Yahoo says it is investigating reports of 200 million user credentials advertised for sale on the Dark Web by a hacker that goes by the handle “peace_of_mind”.
The Yahoo credentials, according to the site listing the database for sale, includes usernames, passwords (hashed using the MD5 algorithm), birthdates and backup emails for some accounts. The Yahoo credentials are for sale on the hacker marketplace The Real Deal with a price tag of 3 bitcoins or $1,800.
Yahoo declined to confirm the breach, but said in a statement: “We are aware of a claim. We are committed to protecting the security of our users’ information and we take any such claim very seriously. Our security team is working to determine the facts.”
“The odds are good this data is real. It’s simply too hard to fake a dataset that large,” said Ori Eisen, founder and CEO of Trusona. “I think Yahoo is still just realizing what’s going on. They are in the verification stages of this breach.”
Both MySpace and Linked data dumps were linked to the alleged Yahoo credential data broker “peace_of_mind” or Peace. In May, Peace was reportedly behind 117 million LinkedIn user logins for sale on The Real Deal. Two weeks later, Peace was connected to 427 million stolen MySpace credentials available for sale on The Real Deal.

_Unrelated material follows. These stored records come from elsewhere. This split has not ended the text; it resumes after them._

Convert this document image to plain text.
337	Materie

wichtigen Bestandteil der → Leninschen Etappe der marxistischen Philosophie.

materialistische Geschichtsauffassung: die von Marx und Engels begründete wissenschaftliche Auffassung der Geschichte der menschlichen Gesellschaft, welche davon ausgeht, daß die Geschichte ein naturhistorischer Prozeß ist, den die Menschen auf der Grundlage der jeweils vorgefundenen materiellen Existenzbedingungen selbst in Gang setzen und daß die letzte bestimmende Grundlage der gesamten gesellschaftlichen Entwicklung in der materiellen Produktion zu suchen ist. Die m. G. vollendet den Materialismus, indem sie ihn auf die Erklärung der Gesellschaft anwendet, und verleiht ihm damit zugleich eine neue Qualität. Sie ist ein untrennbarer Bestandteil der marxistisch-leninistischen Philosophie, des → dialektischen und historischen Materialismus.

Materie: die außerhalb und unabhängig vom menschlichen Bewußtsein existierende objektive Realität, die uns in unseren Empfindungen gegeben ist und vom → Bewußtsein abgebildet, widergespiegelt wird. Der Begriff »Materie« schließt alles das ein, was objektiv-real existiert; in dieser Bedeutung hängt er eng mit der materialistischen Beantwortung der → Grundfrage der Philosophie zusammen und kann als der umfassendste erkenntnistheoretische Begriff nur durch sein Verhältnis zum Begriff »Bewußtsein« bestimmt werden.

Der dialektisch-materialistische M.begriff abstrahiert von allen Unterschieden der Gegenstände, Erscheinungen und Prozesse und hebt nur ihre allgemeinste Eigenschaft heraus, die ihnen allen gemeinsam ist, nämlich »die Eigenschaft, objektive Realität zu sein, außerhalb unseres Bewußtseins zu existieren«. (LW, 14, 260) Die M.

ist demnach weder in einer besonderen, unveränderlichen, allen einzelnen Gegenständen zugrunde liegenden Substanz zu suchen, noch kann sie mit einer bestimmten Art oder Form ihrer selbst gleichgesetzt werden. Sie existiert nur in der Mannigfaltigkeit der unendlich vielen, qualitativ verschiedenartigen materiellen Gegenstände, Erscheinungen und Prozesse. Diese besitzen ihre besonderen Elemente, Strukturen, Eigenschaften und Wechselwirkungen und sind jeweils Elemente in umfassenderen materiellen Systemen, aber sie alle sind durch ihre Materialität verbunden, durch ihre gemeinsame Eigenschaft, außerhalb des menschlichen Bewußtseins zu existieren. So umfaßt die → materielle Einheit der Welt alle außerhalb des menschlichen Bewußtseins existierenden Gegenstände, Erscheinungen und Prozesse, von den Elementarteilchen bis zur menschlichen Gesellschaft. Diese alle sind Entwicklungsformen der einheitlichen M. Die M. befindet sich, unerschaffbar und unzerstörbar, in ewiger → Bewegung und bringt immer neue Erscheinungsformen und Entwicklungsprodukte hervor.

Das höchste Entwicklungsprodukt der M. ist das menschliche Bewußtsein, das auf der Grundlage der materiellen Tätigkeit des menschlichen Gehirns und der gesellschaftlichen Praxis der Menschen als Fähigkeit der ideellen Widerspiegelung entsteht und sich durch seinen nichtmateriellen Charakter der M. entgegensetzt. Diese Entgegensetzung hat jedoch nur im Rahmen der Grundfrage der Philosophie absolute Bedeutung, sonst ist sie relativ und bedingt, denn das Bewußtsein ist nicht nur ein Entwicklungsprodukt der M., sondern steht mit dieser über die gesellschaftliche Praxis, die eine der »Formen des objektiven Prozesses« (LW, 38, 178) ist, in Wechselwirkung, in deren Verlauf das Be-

While the validity of a breach and Yahoo user data is still waiting to be verified, news outlets Motherboard and InfoWorld have downloaded samples of the Yahoo database made available by Peace. Both report many of the credentials either no longer working or invalid. Motherboard reported attempting to contact 100 Yahoo email address with “many returned undeliverable.”
It’s unknown where the alleged breached data comes from. Some security experts speculate the data may be part of “leaked” credentials from other breaches, while others tie portions of the database to a breach Yahoo reported in 2012 where 450,000 accounts were compromised.
Despite the fact Yahoo has not issued a password-reset for its users, security experts are urging Yahoo users to change their login credentials. “While Yahoo has not confirmed that the data being sold consists of real user credentials, it hasn’t denied it either. This is an ominous sign – especially in light of the recent MySpace and LinkedIn compromises,” said Adam Levin, chairman and founder of IDT911 in an email interview.
If the Yahoo breach is confirmed it will join a long list of companies hit by mega-breaches that have come to light this year. Those breaches, which include LinkedIn, Tumblr, VK.com, Fling and MySpace, were later tied to password-reuse attacks at Carbonite, Citrix’s GoToMyPC, TeamViewer, Twitter, Github, Tumbler and iMesh.
“Unrelated attackers will buy these usernames and passwords and use sophisticated automation software, like SentryMBA, to bypass application defenses and automatically test these credentials against whatever unrelated site they want to attack,” said Shuman Ghosemajumder, CTO of Shape Security.